El despertador suena como cualquier otra mañana. Alargo el brazo con la intención de derribarlo y disfrutar de cinco minutos más de descanso que se convierten en un par pues no soporto la idea de llegar tarde. Me levanto sigilosamente de la cama, con los años he conseguido controlar mis movimientos para que no se percate ni siquiera de que me incorporo. Una vez en pie, en la oscuridad, no puedo evitar contemplarla. Me gustan sus ojos mientras duerme. También sus labios contraídos como si dormir le supusiese un esfuerzo. Y sonrío como un gilipollas. Me dirijo a la cocina y allí enciendo la cafetera. El último modelo que adquirimos (en realidad fue un regalo de su madre) es increíble, prepara café en cuestión de dos minutos. Aprovecho ese tiempo para ir al baño y echarme agua en la cara y mirarme en el espejo. ¿Por qué será que cada lunes me asemejo tanto a un despojo humano? El café ya está listo y me siento en la cocina a saborearlo. Me lo tomo a pesar de que en cuanto llegue a la oficina me tomaré otro con los compañeros y tal vez unos churros. Lo bebo a pesar de que hoy no sabe a nada. Corro a vestirme y a terminar de asearme. Me vuelvo a mirar en el espejo y el traje no me sienta bien. Es extraño, porque es mi favorito, el infalible. Me aseguro de que he cogido todo lo que necesito y atravieso la puerta. Ha comenzado a salir el sol y el día parece más gris que nunca. Llega la hora del trabajo. Los compañeros hacen los mismos comentarios simples de siempre (aunque el viernes no me lo parecían) y las tareas del día me aburren sobremanera. Oh, no, ha vuelto a suceder.

El letargo

Cuando tomó la decisión, todos intentaron disuadirla. Sabían que había pasado por un shock importante (las pérdidas siempre lo son), pero esperaban que pudiera reponerse. Primero fueron consejos, luego ruegos. Todos le advirtieron que hacerlo no haría más que acentuar el dolor y que acabaría convirtiéndose en un fantasma, dejando de sentir poco a poco. Pero a ella no le importó.

Le habían explicado cómo hacerlo. Parecía más sencillo en las instrucciones escritas en aquel papel de periódico. Lo que no le predijeron fue la punzada de dolor que le inundaría toda la garganta y los ojos. Colocó el cofre a su lado y miró al vacío a modo de preparación. No necesitó valor, cuando se deja de sentir, el temor no existe. Se clavó el objeto con fuerza en la garganta y cayó al suelo inconsciente. En cuestión de segundos, su voz y sus recuerdos quedaron almacenados en aquel pequeño recipiente.

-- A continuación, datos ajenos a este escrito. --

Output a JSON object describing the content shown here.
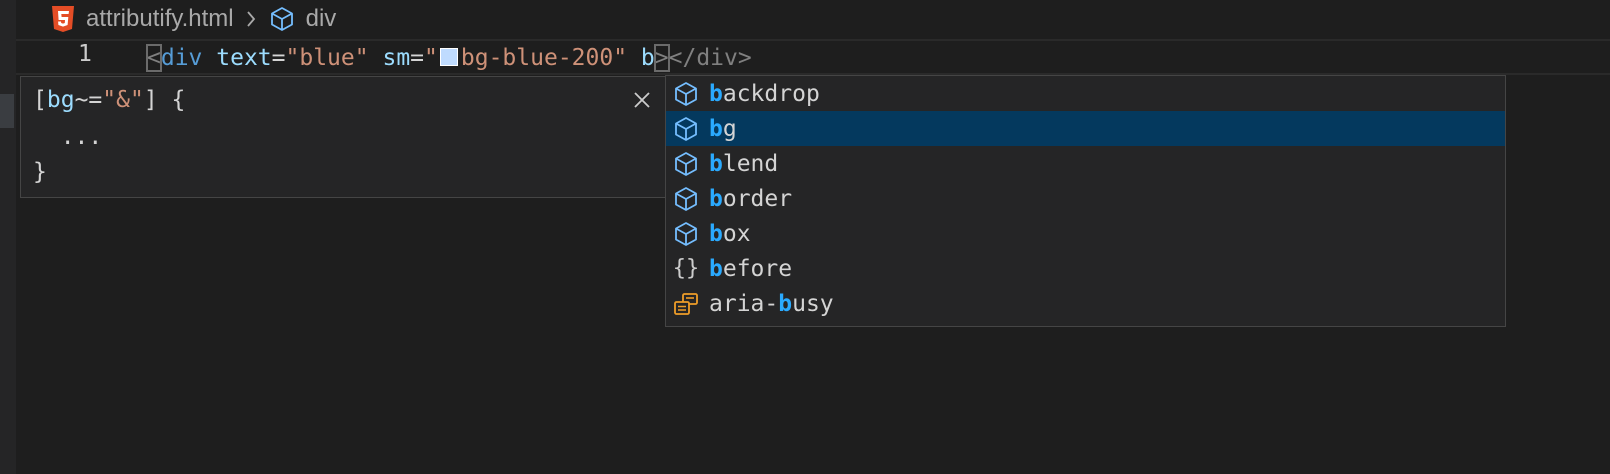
{
  "breadcrumb": {
    "file": "attributify.html",
    "element": "div"
  },
  "editor": {
    "line_number": "1",
    "tokens": {
      "open_lt": "<",
      "tag": "div",
      "attr1_name": "text",
      "eq": "=",
      "attr1_value": "\"blue\"",
      "attr2_name": "sm",
      "attr2_quote": "\"",
      "attr2_value": "bg-blue-200\"",
      "typed": "b",
      "open_gt": ">",
      "close_tag": "</div>"
    },
    "swatch_color": "#bfdbfe"
  },
  "details": {
    "line1_bracket_open": "[",
    "line1_attr": "bg",
    "line1_op": "~=",
    "line1_value": "\"&\"",
    "line1_rest": "] {",
    "line2": "  ...",
    "line3": "}"
  },
  "suggestions": {
    "items": [
      {
        "icon": "cube-icon",
        "match": "b",
        "rest": "ackdrop",
        "prefix": ""
      },
      {
        "icon": "cube-icon",
        "match": "b",
        "rest": "g",
        "prefix": "",
        "selected": true
      },
      {
        "icon": "cube-icon",
        "match": "b",
        "rest": "lend",
        "prefix": ""
      },
      {
        "icon": "cube-icon",
        "match": "b",
        "rest": "order",
        "prefix": ""
      },
      {
        "icon": "cube-icon",
        "match": "b",
        "rest": "ox",
        "prefix": ""
      },
      {
        "icon": "braces-icon",
        "match": "b",
        "rest": "efore",
        "prefix": "",
        "glyph": "{}"
      },
      {
        "icon": "property-icon",
        "match": "b",
        "rest": "usy",
        "prefix": "aria-"
      }
    ]
  },
  "colors": {
    "background": "#1e1e1e",
    "panel": "#252526",
    "selected_row": "#04395e",
    "match_highlight": "#2aaaff",
    "cube_icon": "#75beff",
    "property_icon": "#ee9d28",
    "html_icon": "#e44d26"
  }
}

Al despertar, efectivamente, no era más que una sombra de aquella que había sido. Sus recuerdos no eran más que una nebulosa inexistente en su cabeza. A pesar de que no recordaba nada, agarró el joyero con nervio, una fuerza invisible los unía, y sabía que por algún motivo, debería mantenerlo cerca de sí misma.

Tras el incidente, muchos de sus conocidos no pudieron soportar verla en aquel estado de letargo. Sentían que aquella persona llena de vida y de historias se había disipado para siempre. Tan sólo uno de ellos quiso recordar firmemente sus palabras “No me queda nada en que pensar ni nada que decir, pero tal vez eso cambie, y si es así, volveré a ser la de siempre. Ya no depende de mí” y esperar.